Fakat mitlerde okçu Yi'nin serüveni burada bitirmez; tanrı Di Jun Yi'nin meseleyi barışçıl yollarla çözmek ve çocuklarını kendisine geri getirmek yerine onları öldürmesine çok kızar ve Yi'nin ölümsüzlüğünü alarak onu dünyaya mahkum eder. Yeniden ölümsüz olma arzusuyla Batı'nın efsanevi ana kraliçesi Xi Wang Mu'ya gider. Xi Wang Mu'ya ölümsüzlük iksiri için bir saray inşa eder ve inşaatın sonunda kraliçeden ölümsüzlüğün iksirini barındıran bir hap alır. Mitlere göre yurduna tekrar döndüğünde Yi'nin yapması gereken bazı önemli ve acil işler çıkar; hapı evinde bir rafın üzerine koyan Yi bu işlerle ilgilenmek için hemen yolculuğa çıkar.

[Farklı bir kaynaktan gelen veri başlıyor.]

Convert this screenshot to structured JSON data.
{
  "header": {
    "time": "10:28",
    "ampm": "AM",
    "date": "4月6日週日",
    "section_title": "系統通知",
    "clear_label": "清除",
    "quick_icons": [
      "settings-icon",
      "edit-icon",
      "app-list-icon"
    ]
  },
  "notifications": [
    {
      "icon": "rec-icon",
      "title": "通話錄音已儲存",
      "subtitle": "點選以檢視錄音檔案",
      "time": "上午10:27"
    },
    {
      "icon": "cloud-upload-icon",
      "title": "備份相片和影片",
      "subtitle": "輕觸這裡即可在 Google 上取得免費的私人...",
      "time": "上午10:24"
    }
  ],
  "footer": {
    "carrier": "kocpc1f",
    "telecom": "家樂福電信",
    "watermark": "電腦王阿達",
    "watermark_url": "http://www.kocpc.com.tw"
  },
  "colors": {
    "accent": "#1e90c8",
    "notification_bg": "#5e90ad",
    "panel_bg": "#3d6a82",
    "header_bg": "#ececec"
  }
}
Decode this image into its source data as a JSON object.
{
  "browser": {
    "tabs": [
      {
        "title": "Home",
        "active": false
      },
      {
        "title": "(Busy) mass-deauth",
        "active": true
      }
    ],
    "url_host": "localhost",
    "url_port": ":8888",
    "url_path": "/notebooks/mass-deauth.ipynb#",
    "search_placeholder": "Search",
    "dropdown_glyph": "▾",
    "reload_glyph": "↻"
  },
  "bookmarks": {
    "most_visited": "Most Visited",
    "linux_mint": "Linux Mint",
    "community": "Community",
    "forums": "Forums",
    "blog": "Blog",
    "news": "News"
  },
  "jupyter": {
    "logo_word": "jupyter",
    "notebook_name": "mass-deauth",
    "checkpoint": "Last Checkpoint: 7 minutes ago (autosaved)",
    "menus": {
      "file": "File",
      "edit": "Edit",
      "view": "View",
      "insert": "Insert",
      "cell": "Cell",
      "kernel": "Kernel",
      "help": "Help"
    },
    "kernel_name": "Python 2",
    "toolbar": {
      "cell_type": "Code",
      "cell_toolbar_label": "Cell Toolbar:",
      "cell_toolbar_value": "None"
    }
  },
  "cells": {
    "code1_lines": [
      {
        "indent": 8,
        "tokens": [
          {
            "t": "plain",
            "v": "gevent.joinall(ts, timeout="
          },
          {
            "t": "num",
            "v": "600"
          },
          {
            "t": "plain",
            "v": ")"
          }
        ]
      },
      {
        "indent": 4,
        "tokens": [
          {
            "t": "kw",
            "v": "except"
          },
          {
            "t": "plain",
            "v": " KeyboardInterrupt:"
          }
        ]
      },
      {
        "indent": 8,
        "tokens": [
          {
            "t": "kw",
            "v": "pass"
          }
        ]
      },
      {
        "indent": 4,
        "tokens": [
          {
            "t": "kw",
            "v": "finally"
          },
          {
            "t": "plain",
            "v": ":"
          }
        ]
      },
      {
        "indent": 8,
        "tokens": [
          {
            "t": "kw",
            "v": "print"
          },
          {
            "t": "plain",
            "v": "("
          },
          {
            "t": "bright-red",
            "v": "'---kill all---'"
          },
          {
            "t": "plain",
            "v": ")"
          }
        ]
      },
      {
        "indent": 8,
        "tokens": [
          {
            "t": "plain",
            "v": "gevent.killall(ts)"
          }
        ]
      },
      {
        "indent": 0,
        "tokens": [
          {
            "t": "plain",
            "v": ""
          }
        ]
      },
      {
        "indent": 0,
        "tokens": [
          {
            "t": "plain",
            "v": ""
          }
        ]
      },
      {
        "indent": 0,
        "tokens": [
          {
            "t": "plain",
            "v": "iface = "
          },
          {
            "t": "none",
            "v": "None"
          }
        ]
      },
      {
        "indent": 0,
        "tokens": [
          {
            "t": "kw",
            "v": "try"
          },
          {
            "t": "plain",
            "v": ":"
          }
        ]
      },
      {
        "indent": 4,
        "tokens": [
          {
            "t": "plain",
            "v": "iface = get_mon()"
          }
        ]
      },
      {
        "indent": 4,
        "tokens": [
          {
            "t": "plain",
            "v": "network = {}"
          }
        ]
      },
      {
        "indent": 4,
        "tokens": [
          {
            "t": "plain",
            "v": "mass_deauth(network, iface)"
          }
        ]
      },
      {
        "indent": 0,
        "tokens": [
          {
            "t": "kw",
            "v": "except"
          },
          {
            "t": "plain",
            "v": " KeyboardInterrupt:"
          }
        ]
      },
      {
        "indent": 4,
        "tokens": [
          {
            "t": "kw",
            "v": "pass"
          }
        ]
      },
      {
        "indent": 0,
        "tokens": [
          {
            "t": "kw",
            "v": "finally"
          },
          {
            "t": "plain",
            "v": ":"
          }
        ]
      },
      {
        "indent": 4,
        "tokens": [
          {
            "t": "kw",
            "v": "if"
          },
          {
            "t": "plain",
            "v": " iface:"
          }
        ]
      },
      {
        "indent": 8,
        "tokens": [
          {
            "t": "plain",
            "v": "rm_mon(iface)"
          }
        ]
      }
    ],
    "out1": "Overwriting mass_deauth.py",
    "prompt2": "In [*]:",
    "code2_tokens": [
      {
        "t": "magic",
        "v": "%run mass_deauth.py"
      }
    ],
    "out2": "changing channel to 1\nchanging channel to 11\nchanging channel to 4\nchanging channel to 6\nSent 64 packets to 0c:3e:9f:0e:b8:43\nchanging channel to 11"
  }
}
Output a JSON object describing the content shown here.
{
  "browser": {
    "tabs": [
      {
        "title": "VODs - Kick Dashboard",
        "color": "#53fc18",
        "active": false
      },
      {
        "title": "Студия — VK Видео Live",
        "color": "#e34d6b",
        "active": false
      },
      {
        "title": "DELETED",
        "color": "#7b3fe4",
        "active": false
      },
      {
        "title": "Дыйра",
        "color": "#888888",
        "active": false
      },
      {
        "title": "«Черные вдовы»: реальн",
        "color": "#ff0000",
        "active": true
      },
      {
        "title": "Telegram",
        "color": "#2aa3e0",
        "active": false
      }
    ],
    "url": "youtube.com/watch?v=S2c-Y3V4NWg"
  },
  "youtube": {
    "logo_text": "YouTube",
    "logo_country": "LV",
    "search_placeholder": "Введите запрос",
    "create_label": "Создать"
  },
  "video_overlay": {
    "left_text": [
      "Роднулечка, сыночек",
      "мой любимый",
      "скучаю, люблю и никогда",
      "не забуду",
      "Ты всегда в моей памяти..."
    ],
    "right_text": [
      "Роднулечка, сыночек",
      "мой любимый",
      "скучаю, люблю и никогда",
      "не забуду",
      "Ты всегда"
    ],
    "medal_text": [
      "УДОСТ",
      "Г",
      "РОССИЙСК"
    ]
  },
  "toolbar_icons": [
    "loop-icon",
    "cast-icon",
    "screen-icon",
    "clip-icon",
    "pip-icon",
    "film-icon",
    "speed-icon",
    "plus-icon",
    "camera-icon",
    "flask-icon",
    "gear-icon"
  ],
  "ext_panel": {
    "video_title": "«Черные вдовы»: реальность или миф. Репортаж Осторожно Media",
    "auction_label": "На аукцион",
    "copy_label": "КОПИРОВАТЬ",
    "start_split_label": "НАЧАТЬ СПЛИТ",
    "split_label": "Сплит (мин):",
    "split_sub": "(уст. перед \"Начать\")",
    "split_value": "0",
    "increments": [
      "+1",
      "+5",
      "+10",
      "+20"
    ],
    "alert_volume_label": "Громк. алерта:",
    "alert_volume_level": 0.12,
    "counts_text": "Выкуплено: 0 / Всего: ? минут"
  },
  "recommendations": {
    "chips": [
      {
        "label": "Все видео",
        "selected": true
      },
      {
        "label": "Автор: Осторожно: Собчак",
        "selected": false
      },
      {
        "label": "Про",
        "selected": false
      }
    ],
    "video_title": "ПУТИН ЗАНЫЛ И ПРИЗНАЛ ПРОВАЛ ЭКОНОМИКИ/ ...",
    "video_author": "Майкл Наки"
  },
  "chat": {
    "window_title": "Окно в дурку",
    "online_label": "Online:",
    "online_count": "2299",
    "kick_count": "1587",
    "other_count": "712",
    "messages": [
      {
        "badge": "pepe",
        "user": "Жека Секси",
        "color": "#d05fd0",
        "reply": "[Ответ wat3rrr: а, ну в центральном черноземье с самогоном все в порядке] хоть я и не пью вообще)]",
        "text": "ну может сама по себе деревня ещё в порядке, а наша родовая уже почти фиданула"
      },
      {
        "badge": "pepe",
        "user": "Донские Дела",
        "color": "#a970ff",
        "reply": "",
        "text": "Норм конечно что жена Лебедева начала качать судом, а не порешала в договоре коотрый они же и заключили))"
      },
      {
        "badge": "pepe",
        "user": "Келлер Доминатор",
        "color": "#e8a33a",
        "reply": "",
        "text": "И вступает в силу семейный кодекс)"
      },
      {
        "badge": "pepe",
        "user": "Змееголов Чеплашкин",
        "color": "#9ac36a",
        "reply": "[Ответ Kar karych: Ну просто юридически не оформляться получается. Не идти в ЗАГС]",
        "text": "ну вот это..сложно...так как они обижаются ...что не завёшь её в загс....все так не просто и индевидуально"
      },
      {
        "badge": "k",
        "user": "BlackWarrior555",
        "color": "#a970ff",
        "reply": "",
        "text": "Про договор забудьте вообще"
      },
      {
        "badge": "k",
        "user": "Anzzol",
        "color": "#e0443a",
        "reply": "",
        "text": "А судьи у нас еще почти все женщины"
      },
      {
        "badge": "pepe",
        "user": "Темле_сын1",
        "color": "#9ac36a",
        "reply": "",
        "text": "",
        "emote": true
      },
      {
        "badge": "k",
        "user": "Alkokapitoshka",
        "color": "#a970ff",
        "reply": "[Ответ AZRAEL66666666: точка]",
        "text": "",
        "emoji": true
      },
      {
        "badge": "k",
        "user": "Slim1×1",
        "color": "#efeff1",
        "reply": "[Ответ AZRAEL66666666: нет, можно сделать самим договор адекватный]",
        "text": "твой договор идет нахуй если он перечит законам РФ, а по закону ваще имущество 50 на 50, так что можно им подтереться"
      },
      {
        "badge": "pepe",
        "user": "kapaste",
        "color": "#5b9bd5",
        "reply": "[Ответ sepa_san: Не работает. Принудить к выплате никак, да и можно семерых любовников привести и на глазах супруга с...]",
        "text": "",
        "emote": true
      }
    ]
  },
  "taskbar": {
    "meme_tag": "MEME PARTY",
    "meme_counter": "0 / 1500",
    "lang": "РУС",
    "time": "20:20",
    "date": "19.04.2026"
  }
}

Bir süre sonra hafif bir parıltıyla parlayan hapı fark eden Yi'nin eşi Heng E hapı alıp incelemeye başlar, tam o sırada kocasının ayak seslerini duyar ve paniğe kapılıp hapı yutar. Çok büyük bir parlamanın ardından ölümsüzlüğe erişen Heng E göğe doğru yükselir ve Ay'a ulaşır.
Çin mitolojisinde daha sonraları Heng E'nin adı, Chang E olarak değiştirilir ve ona bir ay tanrıçası olarak tapınılmaya başlanır. Bu noktadan sonra hikâye farklı mitlerde farklı şekillerde ele alınır. Bazılarında Yi asla ölümsüzlüğü kazanamaz ve sonunda bir fani olarak ölür, bazılarında ise tanrılar onun yakarışları ve hüznü sebebiyle ona merhamet eder ve onu güneş tanrısı yaparlar. Böylece Heng E'nin, Ay ile temsil ettiği yin, Yi'nin, Güneş ile temsil ettiği yang sayesinde bir dengeye oturur.